Honteux, le bon Edmond déserta son rôle de protecteur du foyer. Se sentant suffisamment

altruiste pour ne pas faire preuve d’égoïsme, dorénavant il se limiterait à d’autres

préoccupations, bien plus affriolantes. Doublant ses bénévolats, son bâton de pèlerin en main,

il donnait la bonne parole à des demoiselles au déhanché-spontané, qui chaque soir, tel un

Hector, lui faisaient perdre la bataille. Ne le jugez pas trop vite, ce bon papa ! C’est vrai, à

quoi bon perdre son temps à s’occuper d’un « cadavre ambulant », réfractaire à toute forme de

pensée et très certainement futur « gauchiste » ? Quand il y a tant de malheur sur cette Terre,

mettez-vous à sa place : avec une grosse jamais remise de sa vidange et un barbouilleur que

vous ne voudriez même pas comme animal de compagnie ! Faites donc preuve d’indulgence

et d’un minimum de réflexion pour comprendre enfin ce cher homme…

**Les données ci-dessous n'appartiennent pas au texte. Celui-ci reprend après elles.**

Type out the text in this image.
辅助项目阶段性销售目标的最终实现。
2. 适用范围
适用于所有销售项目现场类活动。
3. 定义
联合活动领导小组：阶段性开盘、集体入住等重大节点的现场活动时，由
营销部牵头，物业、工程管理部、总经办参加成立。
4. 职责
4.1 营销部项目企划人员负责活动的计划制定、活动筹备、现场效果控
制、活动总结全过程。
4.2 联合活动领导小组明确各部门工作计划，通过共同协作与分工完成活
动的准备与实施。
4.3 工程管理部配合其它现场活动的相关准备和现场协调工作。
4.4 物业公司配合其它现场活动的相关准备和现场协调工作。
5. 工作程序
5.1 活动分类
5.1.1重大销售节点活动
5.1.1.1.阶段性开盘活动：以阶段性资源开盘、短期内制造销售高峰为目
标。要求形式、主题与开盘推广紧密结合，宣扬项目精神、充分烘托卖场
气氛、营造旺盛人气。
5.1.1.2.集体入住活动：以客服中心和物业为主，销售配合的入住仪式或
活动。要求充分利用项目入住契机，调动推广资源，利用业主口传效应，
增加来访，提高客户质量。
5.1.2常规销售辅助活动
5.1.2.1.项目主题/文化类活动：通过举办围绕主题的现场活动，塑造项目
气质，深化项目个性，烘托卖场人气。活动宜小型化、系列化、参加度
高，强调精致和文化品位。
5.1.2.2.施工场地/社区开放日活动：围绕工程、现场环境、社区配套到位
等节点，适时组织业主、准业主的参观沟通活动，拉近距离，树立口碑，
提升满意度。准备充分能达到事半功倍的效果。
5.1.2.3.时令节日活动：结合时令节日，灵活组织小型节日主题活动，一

Quant à la chère Eléonore, neurasthénique par nature, elle couvait son rejeton d’un amour par

trop fusionnel, le laissant nu en toutes circonstances pour exhiber ses disgrâces. Elle l’offrait

aux regards complaisants de quelques vielles rombières quelle qualifiait d’amies, l’obligeant à

déambuler devant ce jury d’amazones qui se plaisait à le tripoter. Elles rayonnaient, ces

mégères, aux infirmités du merdaillon, et lui accordaient, à chaque fois le premier prix de

monstruosité. Ce petit cérémonial se déroulait deux à trois fois par semaine, et toujours avec

la même fierté. Il faut dire que cette jolie maman avait si peu de loisirs, et s’était tellement

sacrifiée pour cette saloperie d’enfant, que le droit à ces petites turpitudes lui semblait bien

légitime, et cela lui permettait de redonner un peu de folichonnerie à sa vie si triste. Après

tous ces reproches, elle le comblait de cadeaux et lui, pris de remords, se protégeait entre les

quatre murs de sa chambre, tout en se tourmentant du mal dont il était la cause, et demandant

pardon à sa chère maman.

Il lui arrivait de s’évader de la monotonie de sa vie en délaissant tout ce bonheur journalier.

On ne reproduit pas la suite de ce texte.